Emma se mordilla les lèvres pour ne pas rire à nouveau quand William marmonna qu'il avait bien envie d'aller visionner la Lanterne cinématique de Leopardo da Foligno dès qu'il aurait cinq minutes afin d'avoir le fin mot de l'histoire.

« Ne fais pas ça, soupira Emma. Je mettrais quoi, dans ma bibliographie ? Lanterne de Leopardo da Foligno ?

-Je vous jure... On dit lanternographie. Il suffit d'écrire Foligno, Leopardo da, Lanterne cinématique, né le, L.C. récoltée le, par tel Shinigami, à tel endroit. Si jamais il a passé un Pacte avec un Démon, il faut rajouter ''pactisant'', suivi de la mention a.d si son âme a été dévorée et a.f si elle a été malgré tout été fauchée. »

Il eut un long silence durant lequel la brune dévisagea William, légèrement désabusée. Elle finit par le rompre d'un nouveau soupire :

« Et comme ça, les profs me prendront pour une folle. Non, c'est gentil, merci, mais c'est inutile. Je préfère ne regarder que des sources humaines.

-Rien ne m'empêche, moi, de regarder.

-Et tu ne pourras plus m'aider parce que tu seras influencé par cette Lanterne.

-Vraiment... Quel intérêt y a-t-il à être un Shinigami si on ne peut pas se servir de notre propre bibliothèque pour des recherches... »

.oOo.

Dans l'après-midi du lendemain, Emma put enfin sortir de l'hôpital pour rentrer à l'appartement, bien qu'elle soit toujours autant persuadée que ce n'était que des rêves quand elle embrassait tout le monde. Personne n'avait eu le courage de lui dire la vérité.

Ils vinrent tous la chercher et elle eut même la surprise de voir Druitt avec un bouquet de cent une roses rouges qu'il lui déposa délicatement sur les genoux. Elle était en effet en fauteuil roulant jusqu'à ce qu'elle puisse remarcher.

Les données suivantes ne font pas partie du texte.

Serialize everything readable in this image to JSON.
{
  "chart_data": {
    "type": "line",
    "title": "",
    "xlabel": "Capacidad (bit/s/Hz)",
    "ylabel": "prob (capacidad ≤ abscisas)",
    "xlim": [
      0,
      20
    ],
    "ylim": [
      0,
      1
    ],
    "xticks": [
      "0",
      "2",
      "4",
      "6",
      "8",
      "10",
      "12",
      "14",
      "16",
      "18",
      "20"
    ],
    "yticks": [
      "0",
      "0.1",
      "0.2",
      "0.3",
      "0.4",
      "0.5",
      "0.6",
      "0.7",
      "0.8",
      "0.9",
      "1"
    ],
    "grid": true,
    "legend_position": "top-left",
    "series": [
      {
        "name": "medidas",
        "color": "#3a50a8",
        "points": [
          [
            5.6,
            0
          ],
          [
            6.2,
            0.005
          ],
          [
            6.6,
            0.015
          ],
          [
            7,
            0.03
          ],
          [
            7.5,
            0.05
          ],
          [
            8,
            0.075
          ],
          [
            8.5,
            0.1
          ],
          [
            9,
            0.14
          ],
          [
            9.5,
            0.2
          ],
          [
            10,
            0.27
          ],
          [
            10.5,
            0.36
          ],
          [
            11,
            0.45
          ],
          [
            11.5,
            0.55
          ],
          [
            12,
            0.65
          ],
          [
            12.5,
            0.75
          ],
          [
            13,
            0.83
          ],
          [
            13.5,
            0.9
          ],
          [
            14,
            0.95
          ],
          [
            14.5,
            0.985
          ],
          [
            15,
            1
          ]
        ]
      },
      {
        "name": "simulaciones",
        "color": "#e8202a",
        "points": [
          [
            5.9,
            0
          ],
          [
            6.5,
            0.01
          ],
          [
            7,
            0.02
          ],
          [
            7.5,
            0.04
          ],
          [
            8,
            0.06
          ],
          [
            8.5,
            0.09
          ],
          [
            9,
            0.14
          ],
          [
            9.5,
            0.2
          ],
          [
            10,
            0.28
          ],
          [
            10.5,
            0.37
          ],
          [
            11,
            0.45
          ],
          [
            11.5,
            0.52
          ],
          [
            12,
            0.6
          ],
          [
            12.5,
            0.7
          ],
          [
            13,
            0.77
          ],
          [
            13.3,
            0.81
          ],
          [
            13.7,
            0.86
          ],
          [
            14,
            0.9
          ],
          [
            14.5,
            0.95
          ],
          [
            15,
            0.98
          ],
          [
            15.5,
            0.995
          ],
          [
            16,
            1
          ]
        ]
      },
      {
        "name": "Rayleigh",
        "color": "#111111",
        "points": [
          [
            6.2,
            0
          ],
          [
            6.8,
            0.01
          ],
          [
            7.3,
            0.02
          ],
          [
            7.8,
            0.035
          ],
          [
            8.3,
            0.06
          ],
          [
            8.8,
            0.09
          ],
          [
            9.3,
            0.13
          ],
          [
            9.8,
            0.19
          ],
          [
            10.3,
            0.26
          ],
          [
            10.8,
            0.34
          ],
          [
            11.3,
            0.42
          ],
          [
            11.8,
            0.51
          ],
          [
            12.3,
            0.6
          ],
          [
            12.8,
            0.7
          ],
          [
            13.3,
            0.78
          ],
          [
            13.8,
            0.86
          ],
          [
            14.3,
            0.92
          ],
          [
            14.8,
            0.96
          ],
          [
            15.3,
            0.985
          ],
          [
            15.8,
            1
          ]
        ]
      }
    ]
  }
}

Après avoir réussi à se débarrasser de lui, ils rentrèrent au Domaine des Milles. Monter au troisième étage fut des plus compliqués. William dut porter Emma, tandis qu'Éric et Ronald s'occupaient du fauteuil.

« C'est pas trop tôt, grogna l'Écossais en atteignant enfin le bon étage. Ils ne pourraient pas mettre des ascenseurs ?

-Il faut cinq étages et notre immeuble n'en a que quatre, soupira Clémence en ouvrant la porte.

-Ça fait du bien de rentrer chez sois ! s'exclama la brune, à nouveau assise dans sa chaise. HEY ! Mais... Mais il est où mon canapé ?! C'est quoi ce truc ? »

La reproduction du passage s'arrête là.